For This Actor, Gravel Flats Was Devine
In the Golden Age of Hollywood, many Southland communities saluted screen star residents as honorary mayors. Van Nuys extended such a title in 1938 to western actor Andy Devine.
Well-liked by audiences and fellow actors, Devine had a ranch on Woodman Avenue he called Gravel Flats. A favorite gathering place for his show business pals, it was named not for the soil--which was rich enough to grow towering corn crops--but for the owner’s distinctively squeaky voice, the result of a childhood vocal cord injury when he tripped with a curtain rod in his mouth.
The Arizona native was a star athlete at Santa Clara University, then drifted south to play a little pro football and pick up bit movie parts. When talkies arrived, the gravelly voice was his undoing. In one early sound movie, he was reduced to carrying the microphone. He quit for a job as a Venice lifeguard until a friend suggested he read for a small comic role. His bulky football player’s gag line delivered in a squeak was a big hit, and his new career was assured.

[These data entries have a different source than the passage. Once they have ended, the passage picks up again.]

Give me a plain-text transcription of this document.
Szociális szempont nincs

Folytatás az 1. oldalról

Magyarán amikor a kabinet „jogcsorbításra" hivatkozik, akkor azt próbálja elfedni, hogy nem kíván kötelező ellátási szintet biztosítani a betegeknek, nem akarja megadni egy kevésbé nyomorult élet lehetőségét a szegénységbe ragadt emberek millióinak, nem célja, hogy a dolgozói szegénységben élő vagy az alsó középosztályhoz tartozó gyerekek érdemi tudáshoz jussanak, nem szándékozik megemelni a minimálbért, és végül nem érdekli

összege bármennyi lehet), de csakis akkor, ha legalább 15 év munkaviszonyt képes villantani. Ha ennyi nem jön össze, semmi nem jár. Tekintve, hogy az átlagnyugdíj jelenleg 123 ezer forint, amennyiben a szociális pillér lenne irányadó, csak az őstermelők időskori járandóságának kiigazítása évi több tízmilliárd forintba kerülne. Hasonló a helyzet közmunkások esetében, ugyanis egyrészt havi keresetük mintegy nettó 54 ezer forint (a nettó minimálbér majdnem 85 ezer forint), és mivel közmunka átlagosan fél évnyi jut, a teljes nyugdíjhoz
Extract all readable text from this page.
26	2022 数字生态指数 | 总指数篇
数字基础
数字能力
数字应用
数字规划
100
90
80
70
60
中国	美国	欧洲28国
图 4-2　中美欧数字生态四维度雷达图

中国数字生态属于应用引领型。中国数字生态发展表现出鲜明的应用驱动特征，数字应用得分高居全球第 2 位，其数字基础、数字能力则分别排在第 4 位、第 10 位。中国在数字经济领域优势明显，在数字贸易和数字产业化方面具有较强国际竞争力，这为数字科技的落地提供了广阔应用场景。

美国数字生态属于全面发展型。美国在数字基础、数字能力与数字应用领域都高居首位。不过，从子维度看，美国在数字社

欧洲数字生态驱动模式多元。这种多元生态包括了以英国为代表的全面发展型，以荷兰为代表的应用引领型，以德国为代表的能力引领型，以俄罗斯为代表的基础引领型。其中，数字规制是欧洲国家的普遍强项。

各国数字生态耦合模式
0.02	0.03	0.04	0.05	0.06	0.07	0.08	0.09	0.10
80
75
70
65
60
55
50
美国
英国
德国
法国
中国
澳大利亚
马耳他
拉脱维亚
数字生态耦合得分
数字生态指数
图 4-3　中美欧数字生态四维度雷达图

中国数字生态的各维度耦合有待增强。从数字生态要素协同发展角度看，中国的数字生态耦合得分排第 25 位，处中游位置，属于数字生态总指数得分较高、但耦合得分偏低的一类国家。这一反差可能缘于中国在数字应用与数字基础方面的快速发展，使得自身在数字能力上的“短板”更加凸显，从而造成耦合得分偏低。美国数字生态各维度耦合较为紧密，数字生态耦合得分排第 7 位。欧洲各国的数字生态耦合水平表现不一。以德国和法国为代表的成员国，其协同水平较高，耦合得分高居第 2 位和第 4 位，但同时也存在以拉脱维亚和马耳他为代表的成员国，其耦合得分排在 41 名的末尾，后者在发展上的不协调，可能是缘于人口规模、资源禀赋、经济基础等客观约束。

He appeared in hundreds of movies, mostly as second-fiddle in countless horse operas. Among his most notable roles was that of Buck the driver in the 1939 John Ford classic “Stagecoach.”
He segued easily into two early television series. He was Jingles the sidekick in “The Adventures of Wild Bill Hickok” and then the leader of “Andy’s Gang.”
He yielded the Van Nuys ceremonial mayoralty in 1958 after moving to Newport Beach, and worked until he fell ill with leukemia, succumbing in 1977 at the age of 71.
He kept a fond spot in his heart for the Valley. He often half-joked that after he sold Gravel Flats to apartment developers he could retire any time, without a worry about starving.